Verschiedene Ordner-Subjekte begleiten den Aufzug an festgelegten Positionen. Diese Ordner-Subjekte stehen hierarchisch über den TeilnehmerInnen des Aufzugs.

Der Aufzug wurde von dem "schwarzen Block" angeführt. Allerdings war die Trennung zwischen Schwarzem Block und der restlichen Demo nicht einfach festzustellen, weil eigentlich alle Demonstrierende dunkel gekleidet waren. Im Zweifelsfall besteht der Schwarze Block aus jenen Subjekten, die sich hinter Seitentransparenten bewegen.

Der Angeklagte seinerseits befehligte als Ordner den Schwarzen Block. Das war durch POK K. deutlich zu beobachten, denn er verließ mehrfach "seine Position" und bewegte sich mehrfach an die Spitze des Aufzugs, "wo er dann mit dem Schwarzen Block kommunizierte" - "Man merkte schon, dass er was zu sagen hat!"

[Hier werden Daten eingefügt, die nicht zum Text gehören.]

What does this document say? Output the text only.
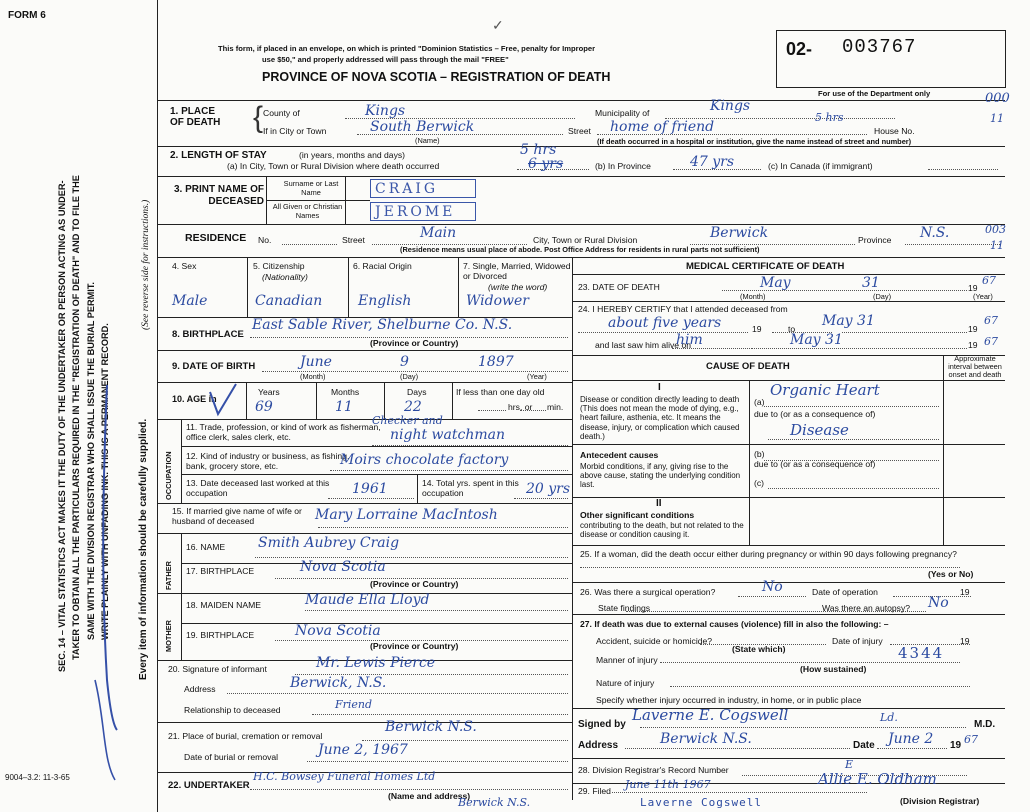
FORM 6
This form, if placed in an envelope, on which is printed "Dominion Statistics – Free, penalty for Improper
use $50," and properly addressed will pass through the mail "FREE"
PROVINCE OF NOVA SCOTIA – REGISTRATION OF DEATH
02- 003767
For use of the Department only	000
11
003
11
✓
SEC. 14 – VITAL STATISTICS ACT MAKES IT THE DUTY OF THE UNDERTAKER OR PERSON ACTING AS UNDER- TAKER TO OBTAIN ALL THE PARTICULARS REQUIRED IN THE "REGISTRATION OF DEATH" AND TO FILE THE SAME WITH THE DIVISION REGISTRAR WHO SHALL ISSUE THE BURIAL PERMIT. WRITE PLAINLY WITH UNFADING INK. THIS IS A PERMANENT RECORD.	Every item of information should be carefully supplied.
(See reverse side for instructions.)
1. PLACE OF DEATH	{ County of	Kings	Municipality of	Kings
5 hrs
If in City or Town	South Berwick
(Name)
Street home of friend	House No.
(If death occurred in a hospital or institution, give the name instead of street and number)
2. LENGTH OF STAY	(in years, months and days)
(a) In City, Town or Rural Division where death occurred
5 hrs
6 yrs	(b) In Province	47 yrs	(c) In Canada (if immigrant)
3. PRINT NAME OF DECEASED
Surname or Last Name	CRAIG
All Given or Christian Names	JEROME
RESIDENCE No.	Street	Main	City, Town or Rural Division	Berwick	Province N.S.
(Residence means usual place of abode. Post Office Address for residents in rural parts not sufficient)
4. Sex
Male
5. Citizenship
(Nationality)
Canadian
6. Racial Origin
English
7. Single, Married, Widowed or Divorced
(write the word)
Widower
8. BIRTHPLACE
East Sable River, Shelburne Co. N.S.
(Province or Country)
9. DATE OF BIRTH	June	9	1897
(Month)	(Day)	(Year)
10. AGE in
Years	Months	Days
69	11	22
If less than one day old
hrs. or min.
OCCUPATION
11. Trade, profession, or kind of work as fisherman, office clerk, sales clerk, etc.
Checker and
night watchman
12. Kind of industry or business, as fishing, bank, grocery store, etc.	Moirs chocolate factory
13. Date deceased last worked at this occupation	1961	14. Total yrs. spent in this occupation	20 yrs
15. If married give name of wife or husband of deceased	Mary Lorraine MacIntosh
FATHER
MOTHER
16. NAME Smith Aubrey Craig
17. BIRTHPLACE	Nova Scotia
(Province or Country)
18. MAIDEN NAME	Maude Ella Lloyd
19. BIRTHPLACE	Nova Scotia
(Province or Country)
20. Signature of informant	Mr. Lewis Pierce
Address	Berwick, N.S.
Relationship to deceased	Friend
21. Place of burial, cremation or removal
Berwick N.S.
Date of burial or removal	June 2, 1967
22. UNDERTAKER
H.C. Bowsey Funeral Homes Ltd
(Name and address)
Berwick N.S.
9004–3.2: 11-3-65
MEDICAL CERTIFICATE OF DEATH
23. DATE OF DEATH	May	31	19
67
(Month)	(Day)	(Year)
24. I HEREBY CERTIFY that I attended deceased from
about five years	19	to May 31	19
67
and last saw him alive on
him	May 31	19 67
CAUSE OF DEATH
Approximate interval between onset and death
I
Disease or condition directly leading to death (This does not mean the mode of dying, e.g., heart failure, asthenia, etc. It means the disease, injury, or complication which caused death.)
(a)
Organic Heart
due to (or as a consequence of)
Disease
Antecedent causes
Morbid conditions, if any, giving rise to the above cause, stating the underlying condition last.
(b)
due to (or as a consequence of)
(c)
II
Other significant conditions
contributing to the death, but not related to the disease or condition causing it.
25. If a woman, did the death occur either during pregnancy or within 90 days following pregnancy?
(Yes or No)
26. Was there a surgical operation?	No	Date of operation	19
State findings	Was there an autopsy? No
27. If death was due to external causes (violence) fill in also the following: –
Accident, suicide or homicide?	Date of injury	19
(State which)	4344
Manner of injury
(How sustained)
Nature of injury
Specify whether injury occurred in industry, in home, or in public place
Signed by
Laverne E. Cogswell	Ld.
M.D.
Address	Berwick N.S.	Date June 2 19 67
28. Division Registrar's Record Number	E
29. Filed June 11th 1967	Allie E. Oldham
(Division Registrar)
Laverne Cogswell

Dass er tatsächlich etwas "zu sagen" hatte, sah offenkundig auch der Schwarz Block so, denn immer "wenn Herr X. vorne war, bildete sich sofort eine Traube um ihn, die ihm zuhörten oder von seinen Lippen gelesen haben" und es "gingen Lauffeuer durch die Reihen."

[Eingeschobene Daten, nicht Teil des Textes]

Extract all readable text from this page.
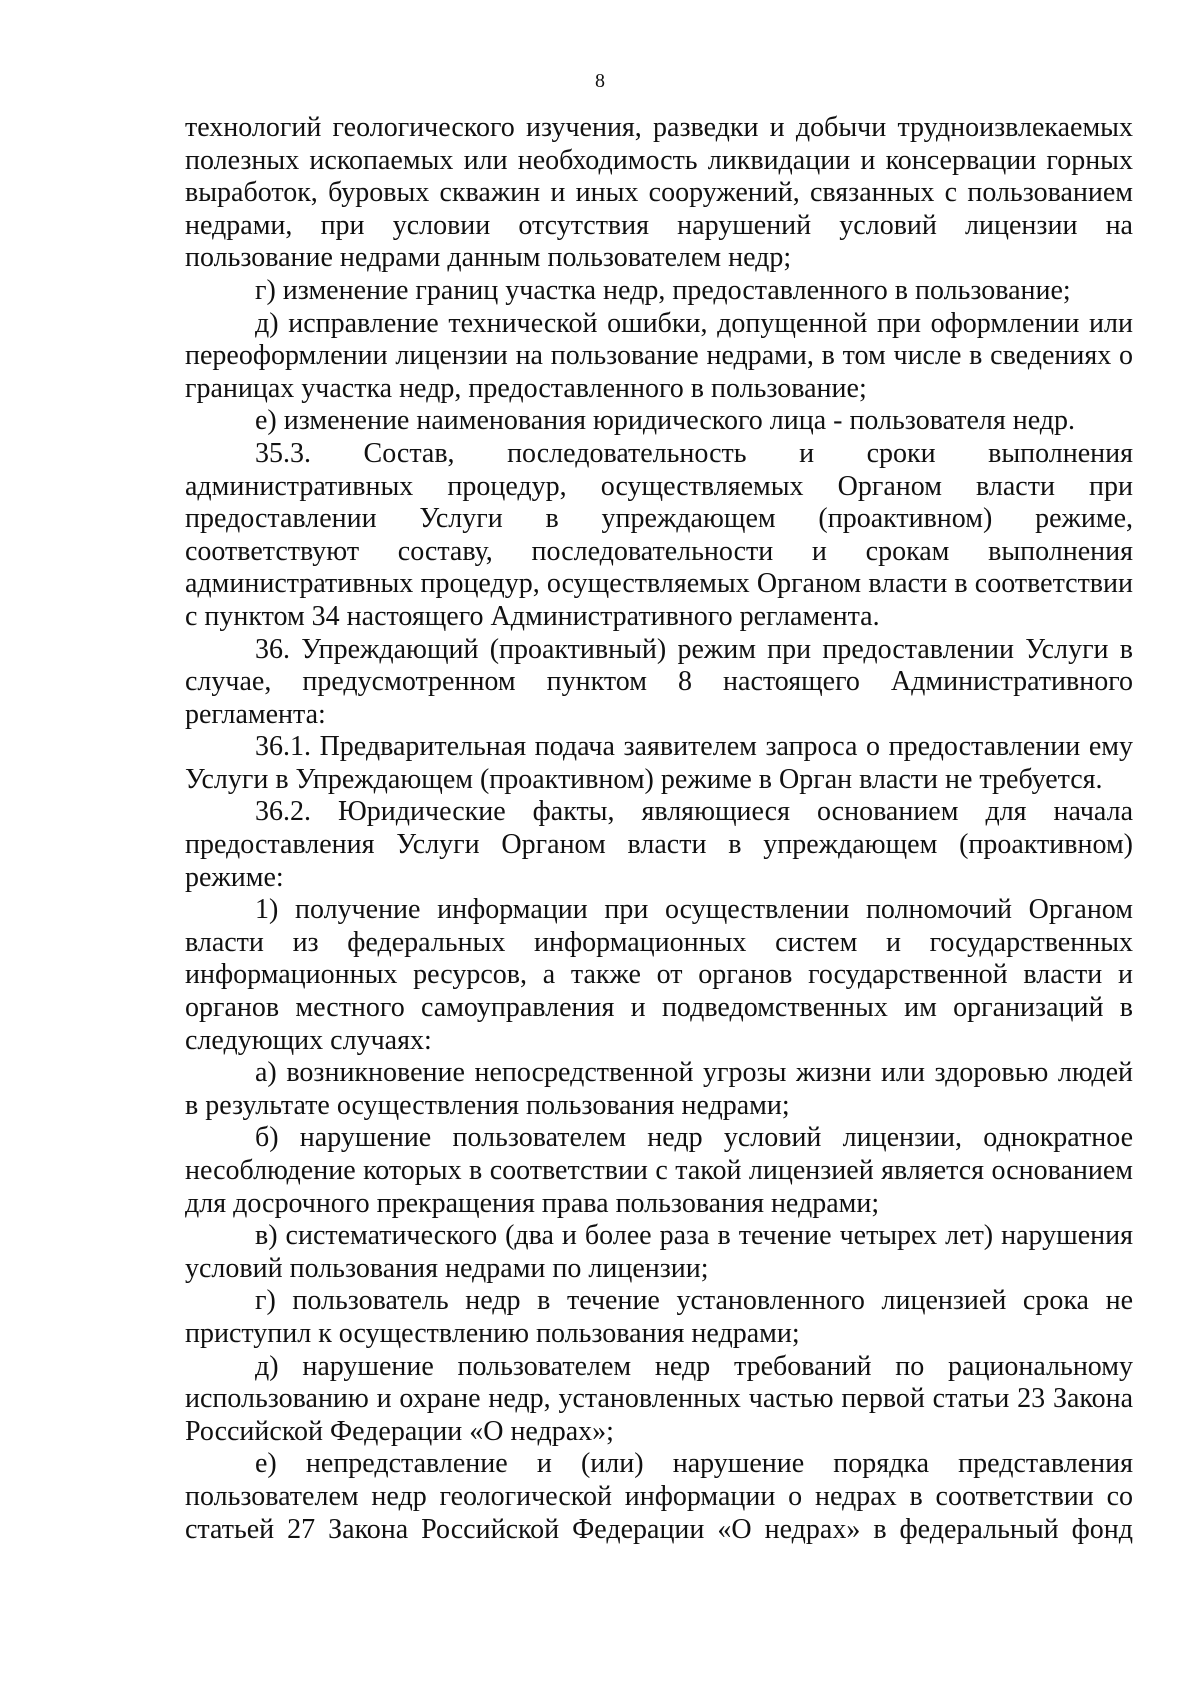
8

технологий геологического изучения, разведки и добычи трудноизвлекаемых полезных ископаемых или необходимость ликвидации и консервации горных выработок, буровых скважин и иных сооружений, связанных с пользованием недрами, при условии отсутствия нарушений условий лицензии на пользование недрами данным пользователем недр;

г) изменение границ участка недр, предоставленного в пользование;

д) исправление технической ошибки, допущенной при оформлении или переоформлении лицензии на пользование недрами, в том числе в сведениях о границах участка недр, предоставленного в пользование;

е) изменение наименования юридического лица - пользователя недр.

35.3. Состав, последовательность и сроки выполнения административных процедур, осуществляемых Органом власти при предоставлении Услуги в упреждающем (проактивном) режиме, соответствуют составу, последовательности и срокам выполнения административных процедур, осуществляемых Органом власти в соответствии с пунктом 34 настоящего Административного регламента.

36. Упреждающий (проактивный) режим при предоставлении Услуги в случае, предусмотренном пунктом 8 настоящего Административного регламента:

36.1. Предварительная подача заявителем запроса о предоставлении ему Услуги в Упреждающем (проактивном) режиме в Орган власти не требуется.

36.2. Юридические факты, являющиеся основанием для начала предоставления Услуги Органом власти в упреждающем (проактивном) режиме:

1) получение информации при осуществлении полномочий Органом власти из федеральных информационных систем и государственных информационных ресурсов, а также от органов государственной власти и органов местного самоуправления и подведомственных им организаций в следующих случаях:

а) возникновение непосредственной угрозы жизни или здоровью людей в результате осуществления пользования недрами;

б) нарушение пользователем недр условий лицензии, однократное несоблюдение которых в соответствии с такой лицензией является основанием для досрочного прекращения права пользования недрами;

в) систематического (два и более раза в течение четырех лет) нарушения условий пользования недрами по лицензии;

г) пользователь недр в течение установленного лицензией срока не приступил к осуществлению пользования недрами;

д) нарушение пользователем недр требований по рациональному использованию и охране недр, установленных частью первой статьи 23 Закона Российской Федерации «О недрах»;

е) непредставление и (или) нарушение порядка представления пользователем недр геологической информации о недрах в соответствии со статьей 27 Закона Российской Федерации «О недрах» в федеральный фонд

Schließlich konnte er konstatieren, dass "jedesmal" nach einem solchen Gespräch mit dem Schwarzen Block "Störaktionen" stattfinden. Was für Störaktionen (anderweitig nämlich nicht überliefert) das aber eigentlich gewesen sein sollen, wusste der POK dann auch nicht so genau, aber die Demo ist wohl auch schon mal "stehengeblieben" (schlimm!).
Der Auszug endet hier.